One of the things that makes us scientists nervous (but excited at the same time!) is getting these moorings back after they’ve been in the inhospitable ocean for such a long time. Will they come to the surface? Will all the instruments still be there? Will they have data on? Have I momentously screwed up and accidently programmed the instruments wrong or forgotten to press start?!
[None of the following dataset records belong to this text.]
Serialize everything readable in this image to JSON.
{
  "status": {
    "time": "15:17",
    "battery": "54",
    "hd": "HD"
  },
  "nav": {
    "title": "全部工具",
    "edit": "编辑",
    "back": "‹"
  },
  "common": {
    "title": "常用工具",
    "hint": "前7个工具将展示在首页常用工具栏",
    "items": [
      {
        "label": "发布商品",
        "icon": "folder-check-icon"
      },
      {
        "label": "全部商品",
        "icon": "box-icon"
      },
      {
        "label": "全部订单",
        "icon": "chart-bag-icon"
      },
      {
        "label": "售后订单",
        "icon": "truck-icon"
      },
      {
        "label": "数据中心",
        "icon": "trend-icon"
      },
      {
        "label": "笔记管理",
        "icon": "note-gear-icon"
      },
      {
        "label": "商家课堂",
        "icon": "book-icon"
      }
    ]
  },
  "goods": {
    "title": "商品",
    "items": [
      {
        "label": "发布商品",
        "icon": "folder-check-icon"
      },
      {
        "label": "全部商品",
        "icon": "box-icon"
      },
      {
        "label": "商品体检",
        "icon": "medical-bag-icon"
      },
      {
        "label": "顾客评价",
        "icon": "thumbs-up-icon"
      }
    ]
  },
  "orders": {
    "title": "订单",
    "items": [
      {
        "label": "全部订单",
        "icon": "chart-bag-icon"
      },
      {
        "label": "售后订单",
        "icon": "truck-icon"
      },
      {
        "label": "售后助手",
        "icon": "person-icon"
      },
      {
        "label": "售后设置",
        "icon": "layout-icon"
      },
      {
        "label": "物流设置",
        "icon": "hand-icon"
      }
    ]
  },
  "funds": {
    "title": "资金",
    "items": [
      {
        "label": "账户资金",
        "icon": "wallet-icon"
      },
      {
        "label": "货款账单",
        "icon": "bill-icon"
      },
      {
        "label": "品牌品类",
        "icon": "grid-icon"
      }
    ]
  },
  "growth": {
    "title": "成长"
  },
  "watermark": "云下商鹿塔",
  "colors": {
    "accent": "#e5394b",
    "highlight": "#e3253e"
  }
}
The moorings are tethered to the weight on the seabed by a closed hook attached to a sound receiver. When we want to recover the mooring we send a series of sound pulses to the receiver which opens the hook and the mooring (hopefully!) floats to the surface. Although we know the latitude and longitude of the mooring we don’t want to be too close in case the wire gets tangled in the ships propeller. Once we think the mooring is on the surface we slowly move closer with several people on deck trying to spot it. It’s sobering to realise how difficult it is to see even several large yellow floats in anything other than a flat calm ocean. Once the mooring is spotted and the ship has edged along-side, a crew member throws a grappling hook over a recovery rope attached to the mooring and hauls the first small float on board. The rest of the mooring can then be connected to a winch enabling it to be slowly and carefully brought on board. The mooring wire which is up to 2km long on some of these moorings is rolled onto drums and every time an instrument or float comes on board the winch is stopped and the instrument/float removed. All in all the process takes around three hours. So far we have successfully recovered six moorings; it will be a while before we know the full details of the data, but from our quick looks it looks as if we have some really interesting things to keep us busy over the next few months. 😀
PS the weather is better than yesterday but the sea is taking longer than we expected to calm down again.
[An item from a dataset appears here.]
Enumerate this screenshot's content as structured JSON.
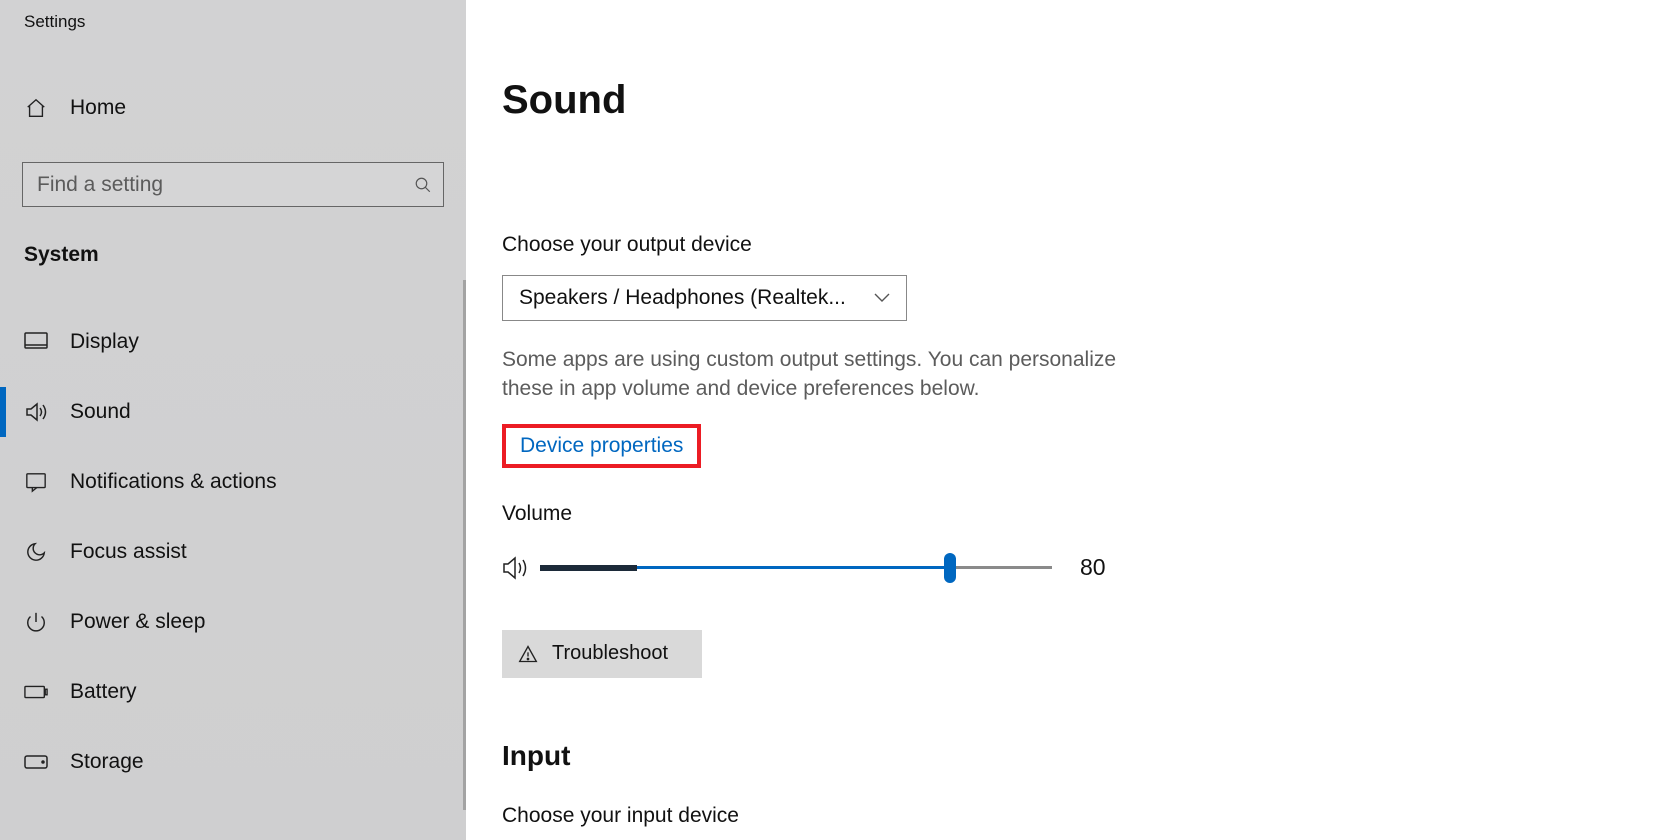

Diagram of the simplest mooring in the Rockall Trough. The water depth is nearly 2000m (2km) and it is not to scale!
Crew member throwing a grappling hook over the mooring recovery line in order to be able to attach it to a winch and recover it. The throw was successful first time and got a round of applause!
Mooring being recovered. Shown are the mooring wire, floats and an instrument that measures current speed and direction.